如今她的心境,宛如周圍的一切如此的靜謐,可靜中的一切,又帶著些許雜亂風聲罷了。
可風中的一切,又有一股暖意在周圍徐徐的飄過。
“灝宸,你告知我,我究竟該如何做,不會對你有分毫的懷疑、思緒不安。”
越是那般想之,她便越是不安。不想再被任何一件所左右一二,而就此擾亂了自己的心境。
如何做?
她根本不需要做任何一件事,隻因在他心中一切都是完美的,毫無任何出錯。何況,她的懷疑與思緒不安,向來對她不能隨意左右她的人生。
一旦左右,她便絲毫未能找到回去的路口。
“灝宸,你若當真不願讓我生下這個孩子,你大可與我一說,不要隱瞞我。”
葉漪蘭見他一直都沉默而不語,真不知他此時此刻究竟在想些何事。再這樣的局勢中,若想要留住孩子,還真得……
隻是不知,在他心中究竟是如何想之此事。
“這件事……”
“此事,你居然還要想一番嗎?”聽他話中竟然存有懷疑一言,自然更為想要知曉他究竟想要亦會不要。
“慕容灝宸,你究竟想不想要?”
想不想?
這件事,無論如何,她都會要。
毅然而然地堅決一道之:“我當然要。”
他自然想要屬於他們二人的孩子,又豈會如此不樂意。方才,他的確猶豫了一會兒,反而是她過於偏激了些。
“蘭兒,這件事你無需擔憂。如今你這身子,不得亂想,反而亦會對身子不好。這還是,你若要之,便該不去胡思亂想。”

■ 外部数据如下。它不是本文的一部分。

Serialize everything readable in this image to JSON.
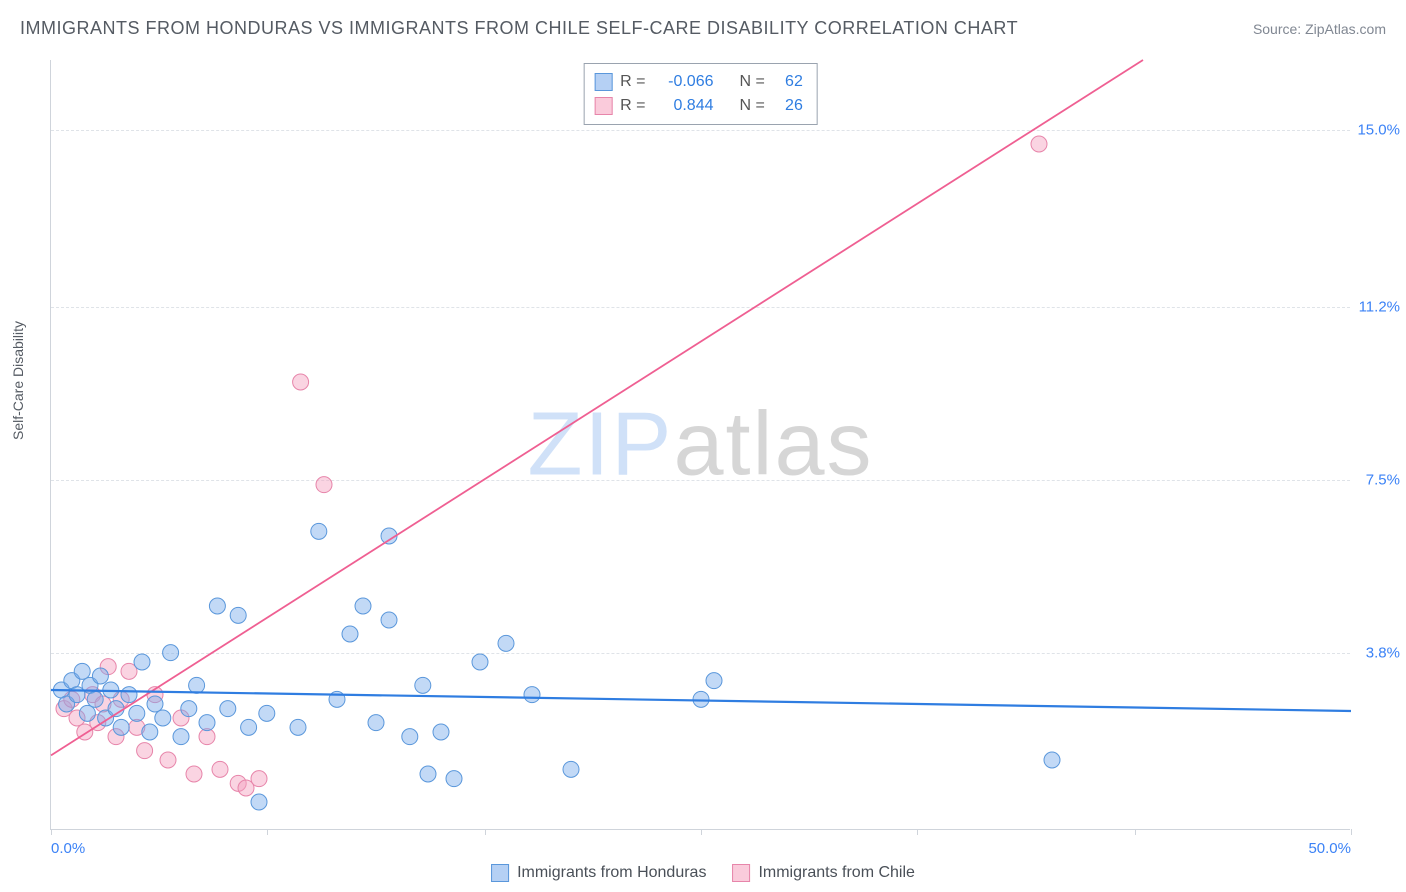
{
  "title": "IMMIGRANTS FROM HONDURAS VS IMMIGRANTS FROM CHILE SELF-CARE DISABILITY CORRELATION CHART",
  "source": "Source: ZipAtlas.com",
  "y_axis_label": "Self-Care Disability",
  "watermark": {
    "part1": "ZIP",
    "part2": "atlas"
  },
  "chart": {
    "type": "scatter",
    "background_color": "#ffffff",
    "grid_color": "#dfe3e8",
    "axis_color": "#cfd4db",
    "label_color": "#3b82f6",
    "xlim": [
      0,
      50
    ],
    "ylim": [
      0,
      16.5
    ],
    "y_ticks": [
      {
        "v": 3.8,
        "label": "3.8%"
      },
      {
        "v": 7.5,
        "label": "7.5%"
      },
      {
        "v": 11.2,
        "label": "11.2%"
      },
      {
        "v": 15.0,
        "label": "15.0%"
      }
    ],
    "x_ticks": [
      {
        "v": 0,
        "label": "0.0%"
      },
      {
        "v": 8.3,
        "label": ""
      },
      {
        "v": 16.7,
        "label": ""
      },
      {
        "v": 25.0,
        "label": ""
      },
      {
        "v": 33.3,
        "label": ""
      },
      {
        "v": 41.7,
        "label": ""
      },
      {
        "v": 50,
        "label": "50.0%"
      }
    ],
    "marker_radius": 8,
    "series": {
      "honduras": {
        "name": "Immigrants from Honduras",
        "color_fill": "rgba(120,170,235,0.45)",
        "color_stroke": "#5a97db",
        "trend_color": "#2f7de1",
        "trend": {
          "x1": 0,
          "y1": 3.0,
          "x2": 50,
          "y2": 2.55
        },
        "r": "-0.066",
        "n": "62",
        "points": [
          [
            0.4,
            3.0
          ],
          [
            0.6,
            2.7
          ],
          [
            0.8,
            3.2
          ],
          [
            1.0,
            2.9
          ],
          [
            1.2,
            3.4
          ],
          [
            1.4,
            2.5
          ],
          [
            1.5,
            3.1
          ],
          [
            1.7,
            2.8
          ],
          [
            1.9,
            3.3
          ],
          [
            2.1,
            2.4
          ],
          [
            2.3,
            3.0
          ],
          [
            2.5,
            2.6
          ],
          [
            2.7,
            2.2
          ],
          [
            3.0,
            2.9
          ],
          [
            3.3,
            2.5
          ],
          [
            3.5,
            3.6
          ],
          [
            3.8,
            2.1
          ],
          [
            4.0,
            2.7
          ],
          [
            4.3,
            2.4
          ],
          [
            4.6,
            3.8
          ],
          [
            5.0,
            2.0
          ],
          [
            5.3,
            2.6
          ],
          [
            5.6,
            3.1
          ],
          [
            6.0,
            2.3
          ],
          [
            6.4,
            4.8
          ],
          [
            6.8,
            2.6
          ],
          [
            7.2,
            4.6
          ],
          [
            7.6,
            2.2
          ],
          [
            8.0,
            0.6
          ],
          [
            8.3,
            2.5
          ],
          [
            9.5,
            2.2
          ],
          [
            10.3,
            6.4
          ],
          [
            11.0,
            2.8
          ],
          [
            11.5,
            4.2
          ],
          [
            12.0,
            4.8
          ],
          [
            12.5,
            2.3
          ],
          [
            13.0,
            4.5
          ],
          [
            13.0,
            6.3
          ],
          [
            13.8,
            2.0
          ],
          [
            14.3,
            3.1
          ],
          [
            14.5,
            1.2
          ],
          [
            15.0,
            2.1
          ],
          [
            15.5,
            1.1
          ],
          [
            16.5,
            3.6
          ],
          [
            17.5,
            4.0
          ],
          [
            18.5,
            2.9
          ],
          [
            20.0,
            1.3
          ],
          [
            25.0,
            2.8
          ],
          [
            25.5,
            3.2
          ],
          [
            38.5,
            1.5
          ]
        ]
      },
      "chile": {
        "name": "Immigrants from Chile",
        "color_fill": "rgba(245,160,190,0.45)",
        "color_stroke": "#e785aa",
        "trend_color": "#ef5f92",
        "trend": {
          "x1": 0,
          "y1": 1.6,
          "x2": 42,
          "y2": 16.5
        },
        "r": "0.844",
        "n": "26",
        "points": [
          [
            0.5,
            2.6
          ],
          [
            0.8,
            2.8
          ],
          [
            1.0,
            2.4
          ],
          [
            1.3,
            2.1
          ],
          [
            1.6,
            2.9
          ],
          [
            1.8,
            2.3
          ],
          [
            2.0,
            2.7
          ],
          [
            2.2,
            3.5
          ],
          [
            2.5,
            2.0
          ],
          [
            2.7,
            2.8
          ],
          [
            3.0,
            3.4
          ],
          [
            3.3,
            2.2
          ],
          [
            3.6,
            1.7
          ],
          [
            4.0,
            2.9
          ],
          [
            4.5,
            1.5
          ],
          [
            5.0,
            2.4
          ],
          [
            5.5,
            1.2
          ],
          [
            6.0,
            2.0
          ],
          [
            6.5,
            1.3
          ],
          [
            7.2,
            1.0
          ],
          [
            7.5,
            0.9
          ],
          [
            8.0,
            1.1
          ],
          [
            9.6,
            9.6
          ],
          [
            10.5,
            7.4
          ],
          [
            38.0,
            14.7
          ]
        ]
      }
    }
  },
  "stats_header": {
    "r_label": "R =",
    "n_label": "N ="
  }
}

他不希望在這件事上,他們二人有任何的衝突,甚至不願拿孩子來做為一個籌碼的工具。
胡思亂想?
如今,她的確將所有的事都放入孩子的身上。畢竟後宮是何之地,又豈會不知曉。沒有人忌憚蘭珊肚中的孩子,隻因造不成任何的威脅,而自己便是她們最大的隱患。
這份隱患,的確招人顯眼,惹人嫉妒。
宮中的一切,當真不適。若非,愛上了他,想來平平淡淡的一生,也得安穩些。